Diagnosis Ullrich congenital muscular dystrophy

The diagnosis of UCMD is usually suspected from the clinical history of the person, and an examination of their symptoms.

The specific diagnosis, however, is generally made by looking at a piece of muscle or skin (muscle or skin biopsy – see our Muscle biopsies factsheet).

Before doing a muscle biopsy, which involves taking out a small piece of muscle, usually from the thigh, a few other tests may be done. One of these tests is a blood test to measure the level of a muscle protein, called creatine kinase (CK). In patients with UCMD, the CK level is either normal, or mildly elevated.

muscle ultrasound test may also help to detect abnormalities in the muscle. This technique is very simple – similar to the ultrasound tests carried out in pregnancy – and may provide further evidence of the involvement of the muscle.

Muscle magnetic resonance imaging (MRI), as with muscle ultrasound, can assist by highlighting patterns of muscle involvement, which can be specific to particular muscle conditions.

muscle biopsy enables a sample of muscle to be studied under the microscope, looking for signs which might indicate a muscular dystrophy; these include a variation in muscle fibre size and the replacement of some fibres by fat and fibrous tissue. It is also possible, under the microscope, to look at the production of collagen VI in the muscle. There are specific ‘markers’ or ‘tags’ that detect whether or not collagen VI is present at normal or reduced levels. A reduction in collagen VI in a child with some of the symptoms of the condition strongly suggests the possibility of UCMD.

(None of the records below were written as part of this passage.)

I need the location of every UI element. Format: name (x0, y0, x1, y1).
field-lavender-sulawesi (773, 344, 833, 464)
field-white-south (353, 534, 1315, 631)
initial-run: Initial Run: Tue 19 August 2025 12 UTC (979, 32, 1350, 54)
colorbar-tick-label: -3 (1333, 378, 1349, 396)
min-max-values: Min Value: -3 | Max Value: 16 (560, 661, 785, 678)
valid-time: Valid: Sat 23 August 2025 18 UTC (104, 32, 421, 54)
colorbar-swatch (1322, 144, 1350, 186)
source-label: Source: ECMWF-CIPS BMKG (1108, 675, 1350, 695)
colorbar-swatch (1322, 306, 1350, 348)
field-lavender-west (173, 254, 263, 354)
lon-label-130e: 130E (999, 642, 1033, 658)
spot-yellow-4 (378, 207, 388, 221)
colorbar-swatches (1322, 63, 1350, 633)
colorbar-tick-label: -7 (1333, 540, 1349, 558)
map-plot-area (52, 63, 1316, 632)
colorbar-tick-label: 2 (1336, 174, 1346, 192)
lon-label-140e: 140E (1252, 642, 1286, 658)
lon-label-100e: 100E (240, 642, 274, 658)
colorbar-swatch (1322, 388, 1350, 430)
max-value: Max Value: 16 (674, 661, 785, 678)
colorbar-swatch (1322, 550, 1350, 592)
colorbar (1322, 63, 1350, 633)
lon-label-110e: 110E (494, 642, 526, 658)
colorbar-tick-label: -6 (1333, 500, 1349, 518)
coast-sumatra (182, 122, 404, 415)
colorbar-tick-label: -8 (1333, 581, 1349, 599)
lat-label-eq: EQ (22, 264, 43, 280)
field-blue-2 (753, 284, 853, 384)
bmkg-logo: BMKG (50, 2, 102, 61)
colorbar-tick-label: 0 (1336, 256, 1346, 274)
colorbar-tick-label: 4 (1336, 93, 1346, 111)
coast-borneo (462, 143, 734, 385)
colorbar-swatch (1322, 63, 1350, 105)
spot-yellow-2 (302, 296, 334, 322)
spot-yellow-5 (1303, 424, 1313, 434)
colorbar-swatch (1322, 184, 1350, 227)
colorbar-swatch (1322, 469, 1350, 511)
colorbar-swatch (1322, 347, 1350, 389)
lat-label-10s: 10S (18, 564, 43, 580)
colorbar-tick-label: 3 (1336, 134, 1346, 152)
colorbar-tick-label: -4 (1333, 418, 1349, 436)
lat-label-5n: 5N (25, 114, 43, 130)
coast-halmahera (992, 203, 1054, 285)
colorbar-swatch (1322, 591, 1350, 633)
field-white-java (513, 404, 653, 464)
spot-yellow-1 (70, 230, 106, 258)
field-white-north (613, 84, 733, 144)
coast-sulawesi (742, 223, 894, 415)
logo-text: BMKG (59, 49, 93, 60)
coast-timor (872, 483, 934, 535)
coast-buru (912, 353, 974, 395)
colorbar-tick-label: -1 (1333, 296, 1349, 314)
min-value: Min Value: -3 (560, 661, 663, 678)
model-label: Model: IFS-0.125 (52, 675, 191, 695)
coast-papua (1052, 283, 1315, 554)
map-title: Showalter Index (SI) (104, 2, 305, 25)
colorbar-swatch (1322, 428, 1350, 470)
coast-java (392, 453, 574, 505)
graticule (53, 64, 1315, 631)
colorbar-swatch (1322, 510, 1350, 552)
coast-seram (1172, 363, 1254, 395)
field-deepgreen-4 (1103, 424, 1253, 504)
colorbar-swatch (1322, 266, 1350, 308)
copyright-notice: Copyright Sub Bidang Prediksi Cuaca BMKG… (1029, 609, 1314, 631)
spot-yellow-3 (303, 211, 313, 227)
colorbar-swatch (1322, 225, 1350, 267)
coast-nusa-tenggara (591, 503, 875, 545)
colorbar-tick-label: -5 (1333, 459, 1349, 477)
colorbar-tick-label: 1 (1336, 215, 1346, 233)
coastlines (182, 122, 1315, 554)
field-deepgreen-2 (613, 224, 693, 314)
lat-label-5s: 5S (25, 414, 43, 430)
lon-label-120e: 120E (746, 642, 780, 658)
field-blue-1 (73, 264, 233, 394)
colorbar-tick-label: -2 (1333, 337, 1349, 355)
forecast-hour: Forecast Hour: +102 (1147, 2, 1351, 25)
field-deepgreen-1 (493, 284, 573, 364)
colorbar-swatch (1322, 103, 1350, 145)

As collagen VI is normally present in both muscle and skin, a skin biopsy (taking a small piece of skin) can also help to confirm the diagnosis of UCMD. In some cases, it is easier to detect a reduction of collagen VI in skin cells than it is in muscle cells. A skin biopsy, however, does not provide some of the information that can be obtained from a muscle biopsy and, therefore, it is important to have both muscle and skin biopsies, when UCMD is suspected.

Genetic tests, looking for mutations in one of the three genes responsible for UCMD (COL6A1, COL6A2 and COL6A3), are now available in the UK at a specific designated centre, and can provide a definitive diagnosis. If you would like to have these genetic tests, ask your neurologist consultant for a referral to the nearest place to you.

Prenatal diagnosis may be possible in UCMD. In families who already have a child with UCMD and decide to have another baby, it is possible to detect whether or not the foetus (unborn child) has a deficiency of collagen VI and/or the same gene mutation(s), early in the pregnancy.